De uitspraak van de rechtbank wordt bevestigd, en de Raad ziet geen aanleiding om toepassing te geven aan artikel 8:75 van de Algemene wet bestuursrecht. De uitspraak is gedaan door D.J. van der Vos, in tegenwoordigheid van griffier J.E.M.J. Hetharie, en is openbaar uitgesproken op 14 april 2006. Het onderzoek ter zitting vond plaats op 3 maart 2006, waarbij appellante in persoon verscheen, bijgestaan door haar advocaat, en het Uwv vertegenwoordigd was door een gemachtigde.

Uitspraak

04/1801 WAO
Centrale Raad van Beroep
Enkelvoudige kamer
U I T S P R A A K
op het hoger beroep van:
[appellante], wonende te [woonplaats] (hierna: appellante),
tegen de uitspraak van de rechtbank Arnhem van 25 februari 2004, reg. nr. 03/1744 (hierna: aangevallen uitspraak),
in het geding tussen:
appellante
en
de Raad van bestuur van het Uitvoeringsinstituut werknemersverzekeringen (hierna: Uwv),
Datum uitspraak: 14 april 2006
I. PROCESVERLOOP
Namens appellante heeft mr. M.J. Klinkert, advocaat te Utrecht, hoger beroep ingesteld.

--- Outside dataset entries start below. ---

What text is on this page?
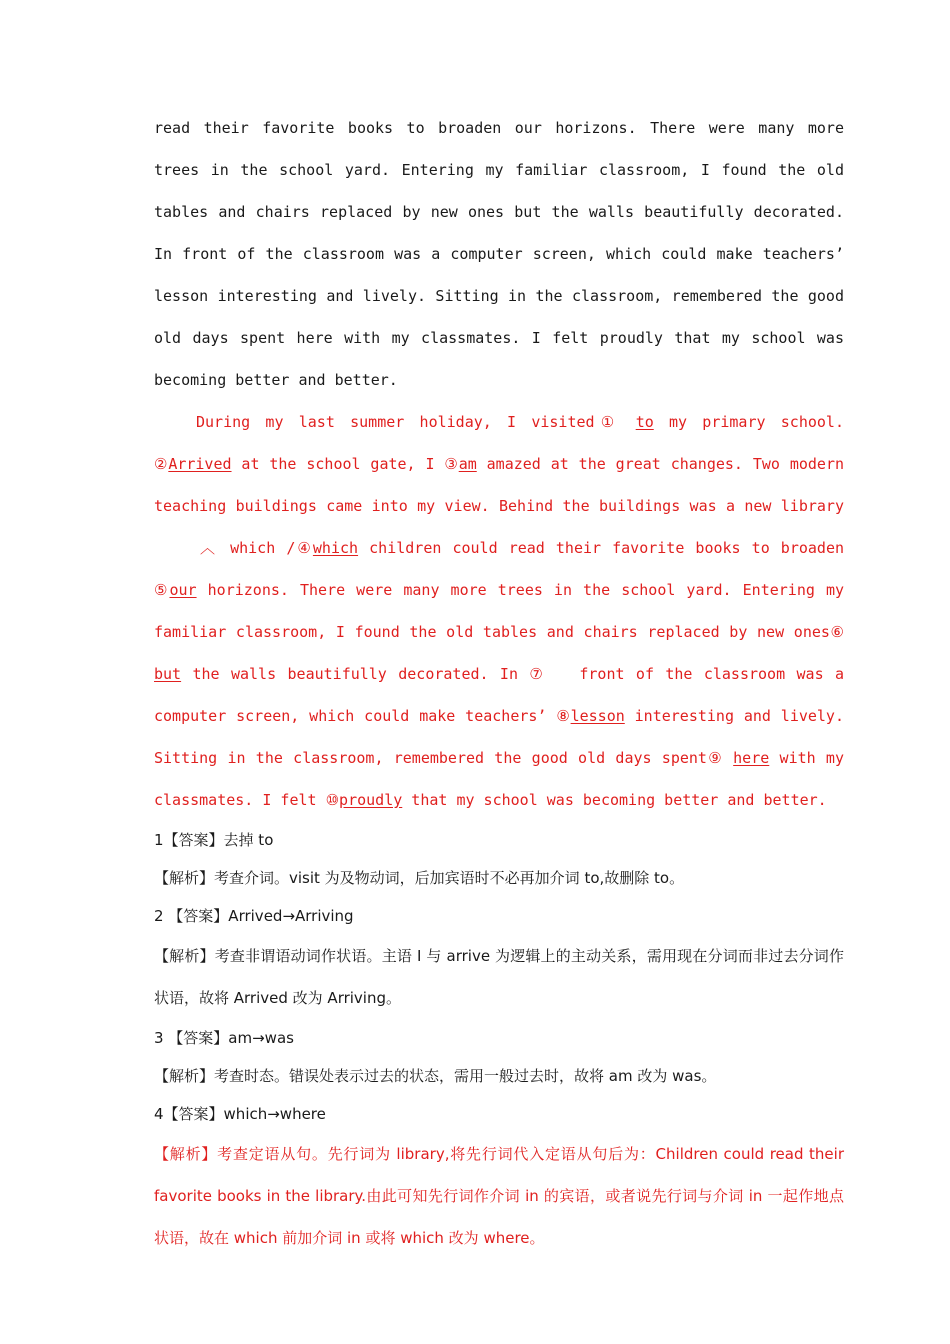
read their favorite books to broaden our horizons. There were many more trees in the school yard. Entering my familiar classroom, I found the old tables and chairs replaced by new ones but the walls beautifully decorated. In front of the classroom was a computer screen, which could make teachers’ lesson interesting and lively. Sitting in the classroom, remembered the good old days spent here with my classmates. I felt proudly that my school was becoming better and better.

During my last summer holiday, I visited① to my primary school. ②Arrived at the school gate, I ③am amazed at the great changes. Two modern teaching buildings came into my view. Behind the buildings was a new library ︿ which /④which children could read their favorite books to broaden ⑤our horizons. There were many more trees in the school yard. Entering my familiar classroom, I found the old tables and chairs replaced by new ones⑥ but the walls beautifully decorated. In ⑦ front of the classroom was a computer screen, which could make teachers’ ⑧lesson interesting and lively. Sitting in the classroom, remembered the good old days spent⑨ here with my classmates. I felt ⑩proudly that my school was becoming better and better.

1【答案】去掉 to

【解析】考查介词。visit 为及物动词，后加宾语时不必再加介词 to,故删除 to。

2 【答案】Arrived→Arriving

【解析】考查非谓语动词作状语。主语 I 与 arrive 为逻辑上的主动关系，需用现在分词而非过去分词作状语，故将 Arrived 改为 Arriving。

3 【答案】am→was

【解析】考查时态。错误处表示过去的状态，需用一般过去时，故将 am 改为 was。

4【答案】which→where

【解析】考查定语从句。先行词为 library,将先行词代入定语从句后为：Children could read their favorite books in the library.由此可知先行词作介词 in 的宾语，或者说先行词与介词 in 一起作地点状语，故在 which 前加介词 in 或将 which 改为 where。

Uwv heeft een verweerschrift ingediend.
Het onderzoek ter zitting heeft plaatsgevonden op 3 maart 2006. Appellante is in persoon verschenen, bijgestaan door
mr. Klinkert, voornoemd. Uwv heeft zich laten vertegenwoordigen door mr. M. van de Bent.
II. OVERWEGINGEN
De Raad gaat uit van de volgende feiten en omstandigheden.

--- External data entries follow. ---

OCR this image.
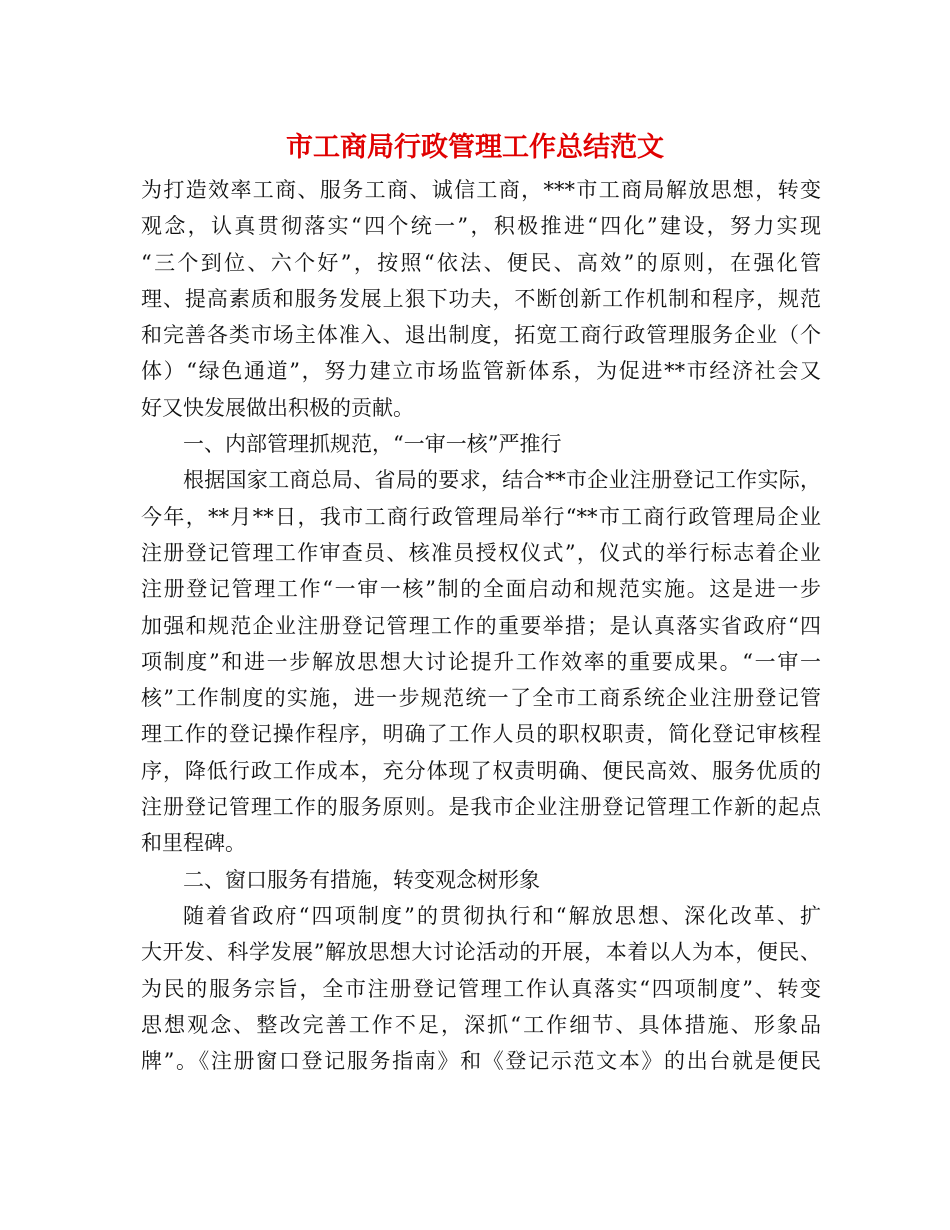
市工商局行政管理工作总结范文
为打造效率工商、服务工商、诚信工商，***市工商局解放思想，转变
观念，认真贯彻落实“四个统一”，积极推进“四化”建设，努力实现
“三个到位、六个好”，按照“依法、便民、高效”的原则，在强化管
理、提高素质和服务发展上狠下功夫，不断创新工作机制和程序，规范
和完善各类市场主体准入、退出制度，拓宽工商行政管理服务企业（个
体）“绿色通道”，努力建立市场监管新体系，为促进**市经济社会又
好又快发展做出积极的贡献。
一、内部管理抓规范，“一审一核”严推行
根据国家工商总局、省局的要求，结合**市企业注册登记工作实际，
今年，**月**日，我市工商行政管理局举行“**市工商行政管理局企业
注册登记管理工作审查员、核准员授权仪式”，仪式的举行标志着企业
注册登记管理工作“一审一核”制的全面启动和规范实施。这是进一步
加强和规范企业注册登记管理工作的重要举措；是认真落实省政府“四
项制度”和进一步解放思想大讨论提升工作效率的重要成果。“一审一
核”工作制度的实施，进一步规范统一了全市工商系统企业注册登记管
理工作的登记操作程序，明确了工作人员的职权职责，简化登记审核程
序，降低行政工作成本，充分体现了权责明确、便民高效、服务优质的
注册登记管理工作的服务原则。是我市企业注册登记管理工作新的起点
和里程碑。
二、窗口服务有措施，转变观念树形象
随着省政府“四项制度”的贯彻执行和“解放思想、深化改革、扩
大开发、科学发展”解放思想大讨论活动的开展，本着以人为本，便民、
为民的服务宗旨，全市注册登记管理工作认真落实“四项制度”、转变
思想观念、整改完善工作不足，深抓“工作细节、具体措施、形象品
牌”。《注册窗口登记服务指南》和《登记示范文本》的出台就是便民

Appellante, die laatstelijk fulltime werkzaam was als heftruckchauffeuse, is na een bedrijfsongeval dat in april 1997 plaatsvond op 25 februari 1998 uitgevallen wegens hoofdpijn- en vermoeidheidsklachten. Appellante heeft vervolgens bij haar eigen werkgever het werk hervat voor 20 uur in aangepaste werkzaamheden. Per einde wachttijd, 24 februari 1999, is aan appellante een uitkering ingevolge de Wet op de arbeidsongeschiktheidsverzekering (WAO) toegekend naar een mate van arbeidsongeschiktheid van 45-55%.

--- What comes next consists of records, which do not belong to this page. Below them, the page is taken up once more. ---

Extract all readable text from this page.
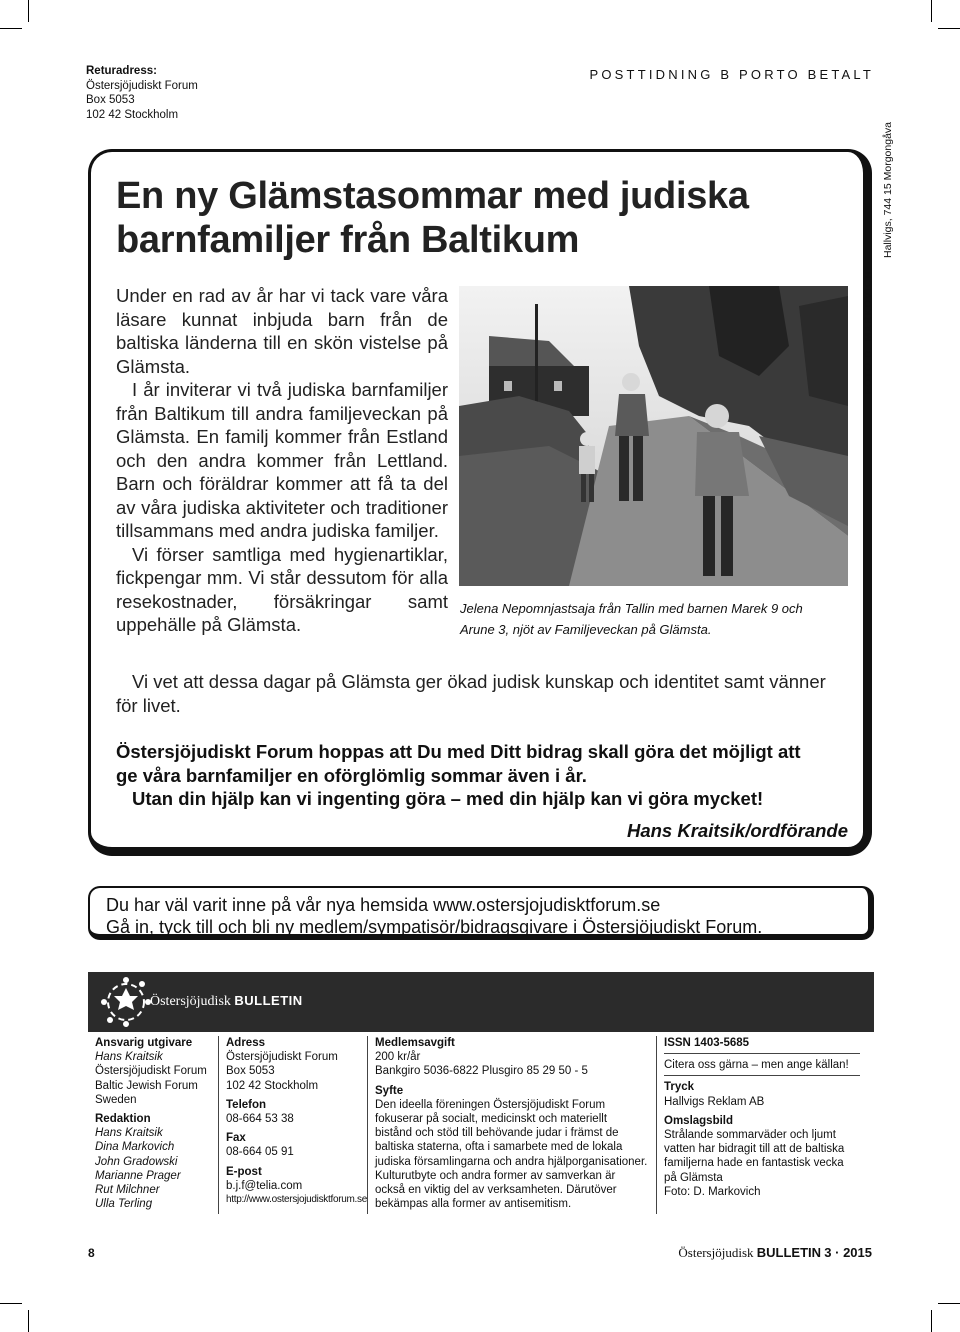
Returadress:
Östersjöjudiskt Forum
Box 5053
102 42 Stockholm
POSTTIDNING B PORTO BETALT
Hallvigs, 744 15 Morgongåva
En ny Glämstasommar med judiska
barnfamiljer från Baltikum

Under en rad av år har vi tack vare våra läsare kunnat inbjuda barn från de baltiska länderna till en skön vistelse på Glämsta.

I år inviterar vi två judiska barnfamiljer från Baltikum till andra familjeveckan på Glämsta. En familj kommer från Estland och den andra kommer från Lettland. Barn och föräldrar kommer att få ta del av våra judiska aktiviteter och traditioner tillsammans med andra judiska familjer.

Vi förser samtliga med hygienartiklar, fickpengar mm. Vi står dessutom för alla resekostnader, försäkringar samt uppehälle på Glämsta.

Vi vet att dessa dagar på Glämsta ger ökad judisk kunskap och identitet samt vänner för livet.
FOTO D. MARKOVICH
Jelena Nepomnjastsaja från Tallin med barnen Marek 9 och
Arune 3, njöt av Familjeveckan på Glämsta.
Östersjöjudiskt Forum hoppas att Du med Ditt bidrag skall göra det möjligt att
ge våra barnfamiljer en oförglömlig sommar även i år.
Utan din hjälp kan vi ingenting göra – med din hjälp kan vi göra mycket!
Hans Kraitsik/ordförande
Du har väl varit inne på vår nya hemsida www.ostersjojudisktforum.se
Gå in, tyck till och bli ny medlem/sympatisör/bidragsgivare i Östersjöjudiskt Forum.
Östersjöjudisk BULLETIN
Ansvarig utgivare
Hans Kraitsik
Östersjöjudiskt Forum
Baltic Jewish Forum
Sweden
Redaktion
Hans Kraitsik
Dina Markovich
John Gradowski
Marianne Prager
Rut Milchner
Ulla Terling
Adress
Östersjöjudiskt Forum
Box 5053
102 42 Stockholm
Telefon
08-664 53 38
Fax
08-664 05 91
E-post
b.j.f@telia.com
http://www.ostersjojudisktforum.se
Medlemsavgift
200 kr/år
Bankgiro 5036-6822 Plusgiro 85 29 50 - 5
Syfte
Den ideella föreningen Östersjöjudiskt Forum
fokuserar på socialt, medicinskt och materiellt
bistånd och stöd till behövande judar i främst de
baltiska staterna, ofta i samarbete med de lokala
judiska församlingarna och andra hjälporganisationer.
Kulturutbyte och andra former av samverkan är
också en viktig del av verksamheten. Därutöver
bekämpas alla former av antisemitism.
ISSN 1403-5685
Citera oss gärna – men ange källan!
Tryck
Hallvigs Reklam AB
Omslagsbild
Strålande sommarväder och ljumt
vatten har bidragit till att de baltiska
familjerna hade en fantastisk vecka
på Glämsta
Foto: D. Markovich
8	Östersjöjudisk BULLETIN 3 · 2015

Na de eerstejaars herbeoordeling, waarbij een mate van arbeidsongeschiktheid van minder dan 15% is vastgesteld, is appellante weer fulltime gaan werken totdat zij op 20 juni 2002 is uitgevallen. Verzekeringsarts J.T.M. Schneijdenberg, die appellante eerder in het kader van de herbeoordeling heeft onderzocht, concludeert dat de functionele mogelijkheden van appellante niet zijn veranderd. Het belastbaarheidspatroon opgesteld op 10 januari 2002 is onveranderd van toepassing geacht. Met inachtneming hiervan heeft de arbeidsdeskundige M.J. Geurtsen functies geselecteerd, waarmee appellante een zodanig inkomen kan verdienen dat zij niet langer arbeidsongeschikt wordt geacht.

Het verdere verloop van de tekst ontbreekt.